Ian Holloway says it “beggars belief” that footballers continue to breach lockdown restrictions.
Manchester City and England defender Kyle Walker apologised over the weekend after he was reported to have hosted a party during the coronavirus pandemic.
Walker said his “actions were in direct contrast to what I should have been doing regarding the lockdown”, with his apology coming a week after Jack Grealish was also caught breaking out of lockdown.
The day after Walker’s apology, his club manager Pep Guardiola lost his mother to coronavirus, and Grimsby boss Holloway told talkSPORT: “First off I’d like to send my love and best wishes to Pep as he’s lost his mum.
“The reality of that and then you have one of your players (Walker), it’s almost brainless. What on earth are you doing having a party like that? It’s bang out of order. I’d be looking to get him out of the club, that’s not right and it’s so irresponsible.
Asked if it should be the end of Walker’s England career, Holloway said: “Totally. It beggars belief. Where’s the discipline? Where’s the actual discipline?”

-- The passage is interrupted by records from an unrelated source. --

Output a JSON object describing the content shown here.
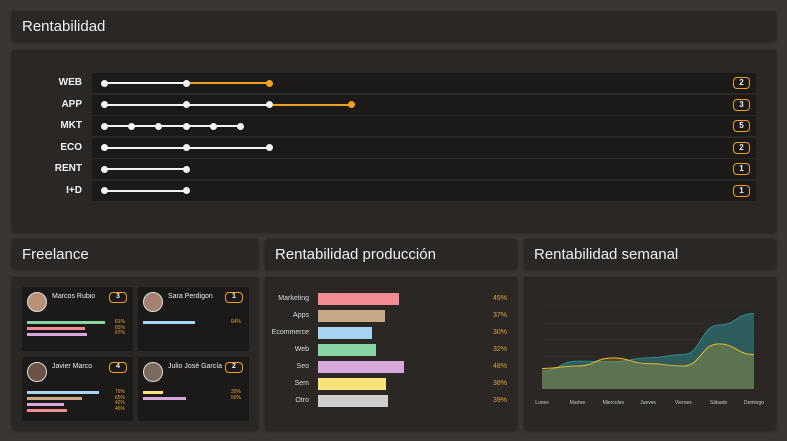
{
  "headers": {
    "rentabilidad": "Rentabilidad",
    "freelance": "Freelance",
    "produccion": "Rentabilidad producción",
    "semanal": "Rentabilidad semanal"
  },
  "rentabilidad_rows": [
    {
      "label": "WEB",
      "count": "2"
    },
    {
      "label": "APP",
      "count": "3"
    },
    {
      "label": "MKT",
      "count": "5"
    },
    {
      "label": "ECO",
      "count": "2"
    },
    {
      "label": "RENT",
      "count": "1"
    },
    {
      "label": "I+D",
      "count": "1"
    }
  ],
  "freelance": [
    {
      "name": "Marcos Rubio",
      "count": "3",
      "pcts": [
        "81%",
        "65%",
        "67%"
      ]
    },
    {
      "name": "Sara Perdigon",
      "count": "1",
      "pcts": [
        "64%"
      ]
    },
    {
      "name": "Javier Marco",
      "count": "4",
      "pcts": [
        "79%",
        "65%",
        "42%",
        "46%"
      ]
    },
    {
      "name": "Julio José García",
      "count": "2",
      "pcts": [
        "30%",
        "50%"
      ]
    }
  ],
  "chart_data": [
    {
      "type": "bar",
      "categories": [
        "Marketing",
        "Apps",
        "Ecommerce",
        "Web",
        "Seo",
        "Sem",
        "Otro"
      ],
      "values": [
        45,
        37,
        30,
        32,
        48,
        38,
        39
      ],
      "labels": [
        "45%",
        "37%",
        "30%",
        "32%",
        "48%",
        "38%",
        "39%"
      ],
      "colors": [
        "#f28b94",
        "#c7a886",
        "#a6d5f2",
        "#88d4a4",
        "#d8a8dc",
        "#f8e07a",
        "#cfcfcf"
      ]
    },
    {
      "type": "area",
      "categories": [
        "Lunes",
        "Martes",
        "Miercoles",
        "Jueves",
        "Viernes",
        "Sábado",
        "Domingo"
      ],
      "series": [
        {
          "values": [
            22,
            34,
            33,
            38,
            42,
            78,
            92
          ],
          "color": "#2f8b8b"
        },
        {
          "values": [
            25,
            28,
            38,
            31,
            28,
            55,
            42
          ],
          "color": "#e8b830"
        }
      ],
      "ylim": [
        0,
        100
      ]
    }
  ]
}
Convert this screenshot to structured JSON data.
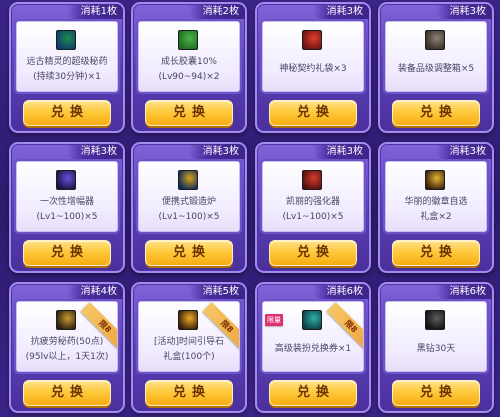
{
  "exchange_label": "兑换",
  "items": [
    {
      "cost": "消耗1枚",
      "lines": [
        "远古精灵的超级秘药",
        "(持续30分钟)×1"
      ],
      "icon": "ancient-potion-icon",
      "colors": [
        "#0d3b6e",
        "#1e8d4d"
      ]
    },
    {
      "cost": "消耗2枚",
      "lines": [
        "成长胶囊10%",
        "(Lv90~94)×2"
      ],
      "icon": "growth-capsule-icon",
      "colors": [
        "#1f6b24",
        "#4bb446"
      ]
    },
    {
      "cost": "消耗3枚",
      "lines": [
        "神秘契约礼袋×3"
      ],
      "icon": "mystery-bag-icon",
      "colors": [
        "#6a1212",
        "#e13d2a"
      ]
    },
    {
      "cost": "消耗3枚",
      "lines": [
        "装备品级调整箱×5"
      ],
      "icon": "equipment-box-icon",
      "colors": [
        "#3a2e22",
        "#8c8178"
      ]
    },
    {
      "cost": "消耗3枚",
      "lines": [
        "一次性增幅器",
        "(Lv1~100)×5"
      ],
      "icon": "amplifier-icon",
      "colors": [
        "#151541",
        "#6a4fd8"
      ]
    },
    {
      "cost": "消耗3枚",
      "lines": [
        "便携式锻造炉",
        "(Lv1~100)×5"
      ],
      "icon": "portable-forge-icon",
      "colors": [
        "#0b2b5a",
        "#d7a21c"
      ]
    },
    {
      "cost": "消耗3枚",
      "lines": [
        "凯丽的强化器",
        "(Lv1~100)×5"
      ],
      "icon": "enhancer-icon",
      "colors": [
        "#541010",
        "#d43c2d"
      ]
    },
    {
      "cost": "消耗3枚",
      "lines": [
        "华丽的徽章自选",
        "礼盒×2"
      ],
      "icon": "emblem-box-icon",
      "colors": [
        "#3a1c0c",
        "#e2b432"
      ]
    },
    {
      "cost": "消耗4枚",
      "lines": [
        "抗疲劳秘药(50点)",
        "(95lv以上，1天1次)"
      ],
      "icon": "fatigue-potion-icon",
      "colors": [
        "#2a1d10",
        "#c89a2e"
      ],
      "ribbon": "限8"
    },
    {
      "cost": "消耗5枚",
      "lines": [
        "[活动]时间引导石",
        "礼盒(100个)"
      ],
      "icon": "time-stone-icon",
      "colors": [
        "#3b1c0b",
        "#e9aa24"
      ],
      "ribbon": "限8"
    },
    {
      "cost": "消耗6枚",
      "lines": [
        "高级装扮兑换券×1"
      ],
      "icon": "avatar-ticket-icon",
      "colors": [
        "#0f3e44",
        "#2db0a8"
      ],
      "ribbon": "限8",
      "tag": "限量"
    },
    {
      "cost": "消耗6枚",
      "lines": [
        "黑钻30天"
      ],
      "icon": "black-diamond-icon",
      "colors": [
        "#111111",
        "#5d5d5d"
      ]
    }
  ]
}
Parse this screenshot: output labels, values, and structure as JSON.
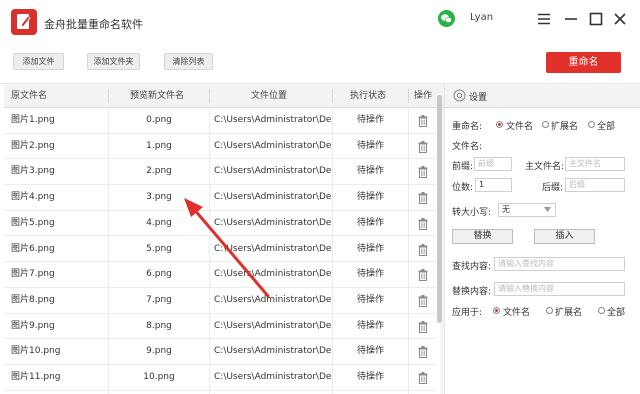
{
  "app": {
    "title": "金舟批量重命名软件",
    "username": "Lyan"
  },
  "colors": {
    "accent": "#e1312a",
    "wechat": "#27b245"
  },
  "toolbar": {
    "add_file": "添加文件",
    "add_folder": "添加文件夹",
    "clear_list": "清除列表",
    "rename": "重命名"
  },
  "table": {
    "headers": [
      "原文件名",
      "预览新文件名",
      "文件位置",
      "执行状态",
      "操作"
    ],
    "rows": [
      {
        "orig": "图片1.png",
        "preview": "0.png",
        "location": "C:\\Users\\Administrator\\De...",
        "status": "待操作"
      },
      {
        "orig": "图片2.png",
        "preview": "1.png",
        "location": "C:\\Users\\Administrator\\De...",
        "status": "待操作"
      },
      {
        "orig": "图片3.png",
        "preview": "2.png",
        "location": "C:\\Users\\Administrator\\De...",
        "status": "待操作"
      },
      {
        "orig": "图片4.png",
        "preview": "3.png",
        "location": "C:\\Users\\Administrator\\De...",
        "status": "待操作"
      },
      {
        "orig": "图片5.png",
        "preview": "4.png",
        "location": "C:\\Users\\Administrator\\De...",
        "status": "待操作"
      },
      {
        "orig": "图片6.png",
        "preview": "5.png",
        "location": "C:\\Users\\Administrator\\De...",
        "status": "待操作"
      },
      {
        "orig": "图片7.png",
        "preview": "6.png",
        "location": "C:\\Users\\Administrator\\De...",
        "status": "待操作"
      },
      {
        "orig": "图片8.png",
        "preview": "7.png",
        "location": "C:\\Users\\Administrator\\De...",
        "status": "待操作"
      },
      {
        "orig": "图片9.png",
        "preview": "8.png",
        "location": "C:\\Users\\Administrator\\De...",
        "status": "待操作"
      },
      {
        "orig": "图片10.png",
        "preview": "9.png",
        "location": "C:\\Users\\Administrator\\De...",
        "status": "待操作"
      },
      {
        "orig": "图片11.png",
        "preview": "10.png",
        "location": "C:\\Users\\Administrator\\De...",
        "status": "待操作"
      }
    ]
  },
  "settings": {
    "title": "设置",
    "rename_label": "重命名:",
    "rename_options": [
      "文件名",
      "扩展名",
      "全部"
    ],
    "filename_label": "文件名:",
    "prefix_label": "前缀:",
    "prefix_placeholder": "前缀",
    "main_name_label": "主文件名:",
    "main_name_placeholder": "主文件名",
    "digits_label": "位数:",
    "digits_value": "1",
    "suffix_label": "后缀:",
    "suffix_placeholder": "后缀",
    "case_label": "转大小写:",
    "case_value": "无",
    "replace_button": "替换",
    "insert_button": "插入",
    "find_label": "查找内容:",
    "find_placeholder": "请输入查找内容",
    "replace_label": "替换内容:",
    "replace_placeholder": "请输入替换内容",
    "apply_label": "应用于:",
    "apply_options": [
      "文件名",
      "扩展名",
      "全部"
    ]
  }
}
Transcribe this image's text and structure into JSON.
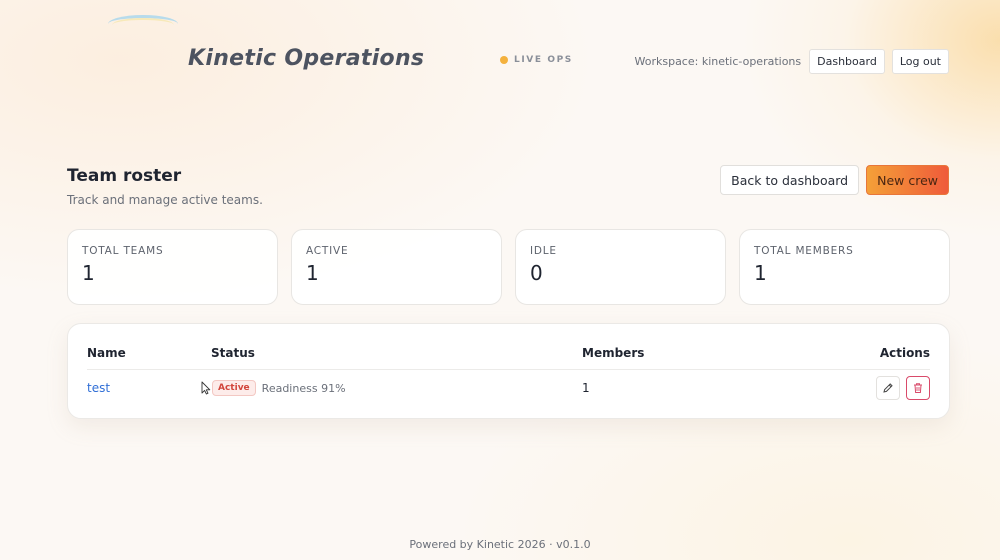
{
  "header": {
    "brand": "Kinetic Operations",
    "live_label": "LIVE OPS",
    "workspace_text": "Workspace: kinetic-operations",
    "dashboard_label": "Dashboard",
    "logout_label": "Log out"
  },
  "page": {
    "title": "Team roster",
    "subtitle": "Track and manage active teams.",
    "back_label": "Back to dashboard",
    "new_label": "New crew"
  },
  "stats": [
    {
      "label": "TOTAL TEAMS",
      "value": "1"
    },
    {
      "label": "ACTIVE",
      "value": "1"
    },
    {
      "label": "IDLE",
      "value": "0"
    },
    {
      "label": "TOTAL MEMBERS",
      "value": "1"
    }
  ],
  "table": {
    "columns": [
      "Name",
      "Status",
      "Members",
      "Actions"
    ],
    "rows": [
      {
        "name": "test",
        "status": "Active",
        "readiness": "Readiness 91%",
        "members": "1"
      }
    ]
  },
  "footer": {
    "text": "Powered by Kinetic 2026 · v0.1.0"
  },
  "colors": {
    "accent_start": "#f4a038",
    "accent_end": "#ef5b3a",
    "link": "#2f6ed6",
    "status_active": "#d2463c",
    "live_dot": "#f4b13d",
    "danger": "#d94a6a"
  },
  "icons": [
    "live-dot-icon",
    "cursor-icon",
    "pencil-icon",
    "trash-icon"
  ]
}
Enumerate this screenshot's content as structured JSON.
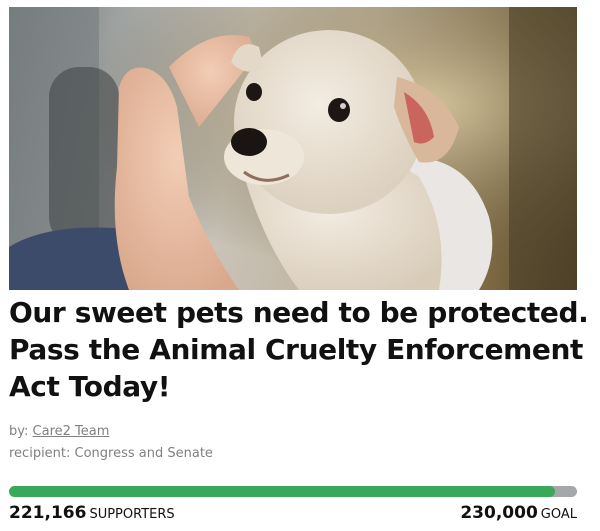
{
  "petition": {
    "title": "Our sweet pets need to be protected. Pass the Animal Cruelty Enforcement Act Today!",
    "by_prefix": "by:",
    "author": "Care2 Team",
    "recipient": "recipient: Congress and Senate"
  },
  "progress": {
    "supporters_count": "221,166",
    "supporters_label": "SUPPORTERS",
    "goal_count": "230,000",
    "goal_label": "GOAL",
    "fraction": 0.9616,
    "fill_color": "#3aa85a",
    "track_color": "#a4a8ab"
  }
}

Chelsea Women manager Emma Hayes has praised her club for supporting domestic abuse charity Refuge during the ongoing lockdown.
“This is something that matters very much at our club,” she told talkSPORT. “Not just my team but the owner all the way down. We felt this was a really important charity to help raise awareness and funds for women and children experiencing domestic abuse during coronavirus.
“Women can feel they have no support or way of getting out in isolation and this shows there is something there for you. At Chelsea we are certainly behind trying to raise awareness so people reach out instead of feeling they have nowhere to go.”
Poet and QPR fan Dean McKee has died of coronavirus, aged just 28.
McKee penned ‘Born Blue & White’, a moving piece that was played at Loftus Road before all QPR games.
The Championship club tweeted: “It is with huge sadness the club has learned of the untimely passing of Dean McKee.
“A lifelong fan, Dean’s original piece ‘Born Blue & White’ will continue to be played before all #QPR home games. Our thoughts are with his family. RIP Dean.”